Casualties and losses
- 127 killed 290 wounded: 100 killed 365 POWs the rest fled Equipment captured or destroyed: 25 artilleries 4 tanks 100 machine guns 200 vehicles 250 wagons

= Liberation of Tirana =

Significant military offensive in Albania during World War II

The Liberation of Tirana was the capture of the city by the communist forces during World War II in Albania. Albanian Partisans launched an attack on the German occupying forces in Tirana to seize the capital city.

== Description ==
The brigade forces fighting in the capital continued their attacks on the destruction of the encircled enemy, and in the morning of November 16 they were thrown into the final assault on the liberation of Tirana. As a result, forces of Brigade I occupied the House of Officers, Sahati, Theater, etc. Brigade VIII forces advanced on Kavaja Street and met with the right wing of Brigade I, narrowing even more the ring of enemy siege in the center of the capital. The enemy stood fiercely in ministry buildings, at the Bank, at the City Hall, and at the London hotel (where the National Historic Museum was built). The fighting continued very harsh throughout the day. At night, on November 17, the German command did not see any rescue opportunities. While all the conditions had been created to undermine or capture these forces, the Germans, taking advantage of the darkness of the night, emerged from the siege and clustered in the Aviation field. From there, after being organized for march, they moved towards Vora to Shkodra.

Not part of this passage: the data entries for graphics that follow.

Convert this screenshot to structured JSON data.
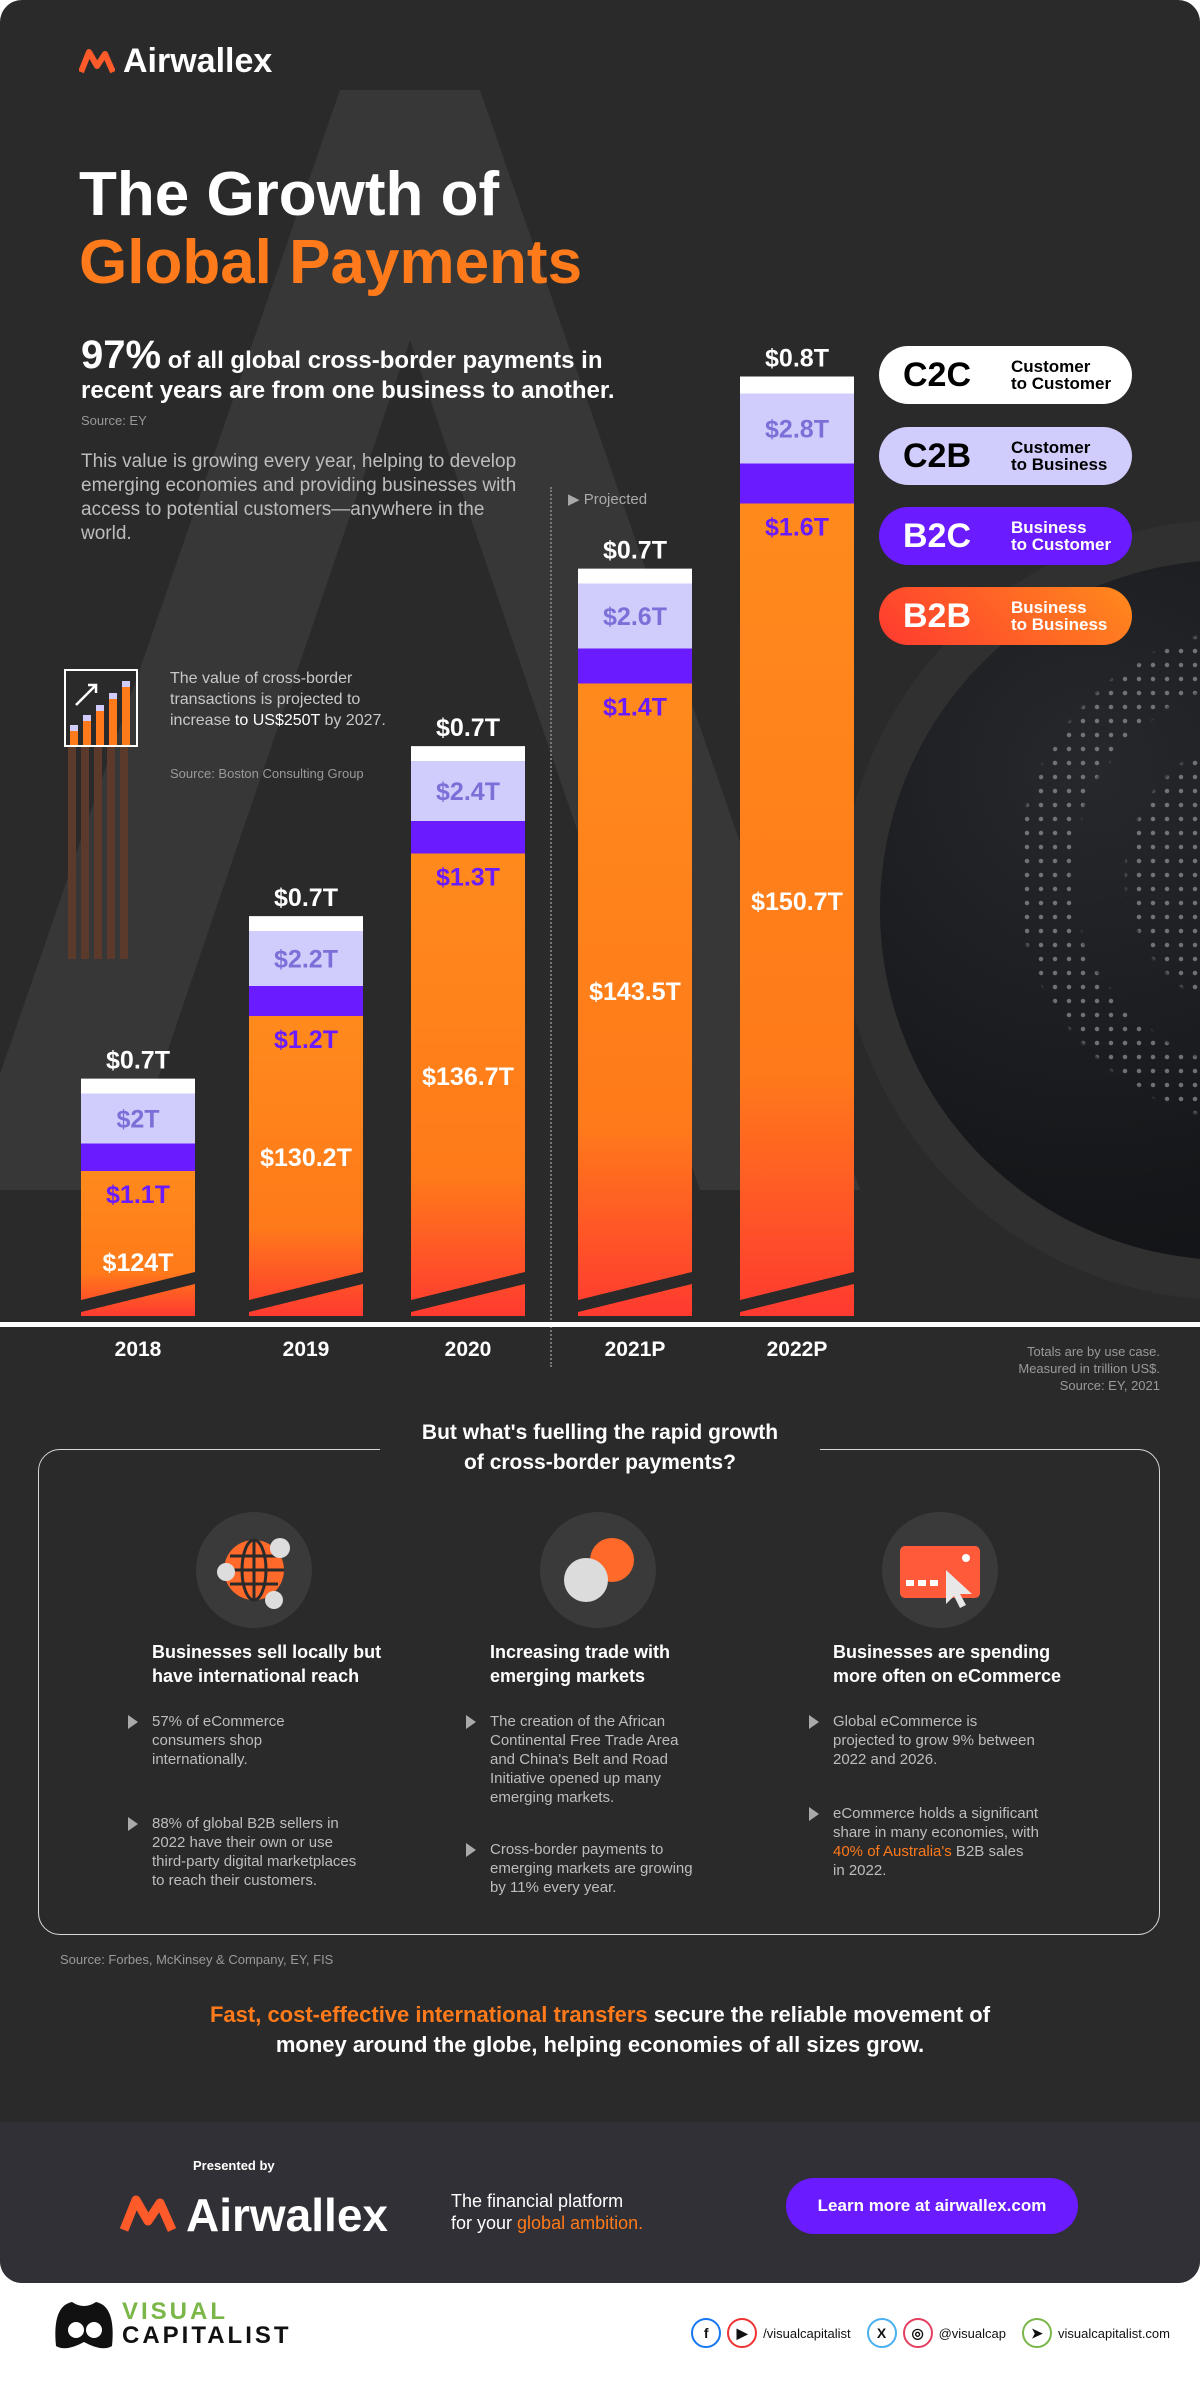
{
  "brand": {
    "name": "Airwallex",
    "orange": "#ff7a1a",
    "purple": "#6a1bff",
    "lavender": "#d0ccfb"
  },
  "header": {
    "title_line1": "The Growth of",
    "title_line2": "Global Payments",
    "stat_value": "97%",
    "stat_text": "of all global cross-border payments in recent years are from one business to another.",
    "stat_source": "Source: EY",
    "paragraph": "This value is growing every year, helping to develop emerging economies and providing businesses with access to potential customers—anywhere in the world."
  },
  "callout": {
    "text_pre": "The value of cross-border transactions is projected to increase ",
    "text_highlight": "to US$250T",
    "text_post": " by 2027.",
    "source": "Source: Boston Consulting Group",
    "icon": "bar-chart-growth-icon"
  },
  "legend": [
    {
      "code": "C2C",
      "line1": "Customer",
      "line2": "to Customer",
      "color": "#ffffff",
      "text": "#000000"
    },
    {
      "code": "C2B",
      "line1": "Customer",
      "line2": "to Business",
      "color": "#d0ccfb",
      "text": "#000000"
    },
    {
      "code": "B2C",
      "line1": "Business",
      "line2": "to Customer",
      "color": "#6a1bff",
      "text": "#ffffff"
    },
    {
      "code": "B2B",
      "line1": "Business",
      "line2": "to Business",
      "color": "#ff6a20",
      "text": "#ffffff"
    }
  ],
  "chart_data": {
    "type": "bar",
    "stacked": true,
    "y_axis_broken": true,
    "units": "trillion US$",
    "categories": [
      "2018",
      "2019",
      "2020",
      "2021P",
      "2022P"
    ],
    "projected_label": "Projected",
    "projected_from": "2021P",
    "series": [
      {
        "name": "B2B",
        "color": "#ff7a1a",
        "values": [
          124,
          130.2,
          136.7,
          143.5,
          150.7
        ],
        "labels": [
          "$124T",
          "$130.2T",
          "$136.7T",
          "$143.5T",
          "$150.7T"
        ]
      },
      {
        "name": "B2C",
        "color": "#6a1bff",
        "values": [
          1.1,
          1.2,
          1.3,
          1.4,
          1.6
        ],
        "labels": [
          "$1.1T",
          "$1.2T",
          "$1.3T",
          "$1.4T",
          "$1.6T"
        ]
      },
      {
        "name": "C2B",
        "color": "#d0ccfb",
        "values": [
          2,
          2.2,
          2.4,
          2.6,
          2.8
        ],
        "labels": [
          "$2T",
          "$2.2T",
          "$2.4T",
          "$2.6T",
          "$2.8T"
        ]
      },
      {
        "name": "C2C",
        "color": "#ffffff",
        "values": [
          0.7,
          0.7,
          0.7,
          0.7,
          0.8
        ],
        "labels": [
          "$0.7T",
          "$0.7T",
          "$0.7T",
          "$0.7T",
          "$0.8T"
        ]
      }
    ],
    "notes": [
      "Totals are by use case.",
      "Measured in trillion US$.",
      "Source: EY, 2021"
    ]
  },
  "drivers": {
    "question_line1": "But what's fuelling the rapid growth",
    "question_line2": "of cross-border payments?",
    "columns": [
      {
        "icon": "globe-network-icon",
        "heading_line1": "Businesses sell locally but",
        "heading_line2": "have international reach",
        "bullets": [
          "57% of eCommerce consumers shop internationally.",
          "88% of global B2B sellers in 2022 have their own or use third-party digital marketplaces to reach their customers."
        ]
      },
      {
        "icon": "overlapping-circles-icon",
        "heading_line1": "Increasing trade with",
        "heading_line2": "emerging markets",
        "bullets": [
          "The creation of the African Continental Free Trade Area and China's Belt and Road Initiative opened up many emerging markets.",
          "Cross-border payments to emerging markets are growing by 11% every year."
        ]
      },
      {
        "icon": "card-cursor-icon",
        "heading_line1": "Businesses are spending",
        "heading_line2": "more often on eCommerce",
        "bullets": [
          "Global eCommerce is projected to grow 9% between 2022 and 2026."
        ],
        "bullet2_pre": "eCommerce holds a significant share in many economies, with ",
        "bullet2_highlight": "40% of Australia's",
        "bullet2_post": " B2B sales in 2022."
      }
    ],
    "source": "Source: Forbes, McKinsey & Company, EY, FIS"
  },
  "closing": {
    "highlight": "Fast, cost-effective international transfers",
    "rest": " secure the reliable movement of money around the globe, helping economies of all sizes grow."
  },
  "footer": {
    "presented_by": "Presented by",
    "brand": "Airwallex",
    "tagline_line1": "The financial platform",
    "tagline_pre": "for your ",
    "tagline_highlight": "global ambition.",
    "cta": "Learn more at airwallex.com"
  },
  "credits": {
    "line1": "VISUAL",
    "line2": "CAPITALIST",
    "social1": "/visualcapitalist",
    "social2": "@visualcap",
    "website": "visualcapitalist.com"
  }
}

The last German forces retreating from Tirana were hit on the Tirana - Vora - Laç road. On the morning of November 17, 1944, after 19 days of severe and uninterrupted war, the capital of Albania, Tirana, was freed. The attack operation for the liberation of Tirana was prepared and developed in the framework of the UNÇSH's general crackdown on the full liberation of Albania. It was the continuation and the culmination of the general offense.

The liberation of the capital had great political and military significance. It crowned the victory of the Anti-fascist National Liberation War, caused great losses and delayed the withdrawal of German forces. Unit 1 Corps successfully completed the task that was laid Director General Headquarters of UNÇSH. The struggle for the liberation of Tirana was the biggest operation of operational-strategic scale developed by UNÇSH.
In total 127 Albanians were killed in action and another 290 were injured meanwhile the Nazis had lost on their side 100 or more soldiers and had 365 captives, 25 artilleries, 4 tanks, 100 machine guns, 200 vehicles, 250 wagons captured or destroyed.

The Nazis did not implement their plan for destroying Tirana. The direct participation of the people, from the elderly to the children, was great, in various forms and ways. For conducting the operation, broad use found radio interconnection as well as other ways, such as meetings with subordinate staff, etc. Through this leadership activity, it was possible to directly and temporarily assist the staffs of the subordinate instances, which took and implemented effective measures, especially for the recognition of the enemy, the organization of the fighting, the maneuvering of the forces, their direction, etc. Creatively, the principle of maneuvering and concentration of forces came in increasing stages, which in the final stage reached the 11 brigades, which ensured the uninterrupted continuation of the operation to victory. The sectors and most neuralgic points of the enemy's defense system were determined, from the destruction of which the progress and the victory of the operation became possible.

== Literature ==
- Historia e Artit Ushtarak të Luftës Antifashiste Nacional Çlirimtare të Popullit Shqiptar – Tiranë, 1989. (Ministria e Mbrojtjes Popullore, Akademia Ushtarake) – Avni Hajro, Kadri Cenolli, Maksim Ilirjani, Mustafa Novi, Proletar Hasani, Refik Kucaj, Shahin Leka, Vangjel Kasapi.
- Shpresë për popullin, tmerr për armikun. Bridaga 1 Sulmuese – Tiranë, 1971.
- Historiku i Brigadës së 4 Sulmuese – Tiranë, 1998.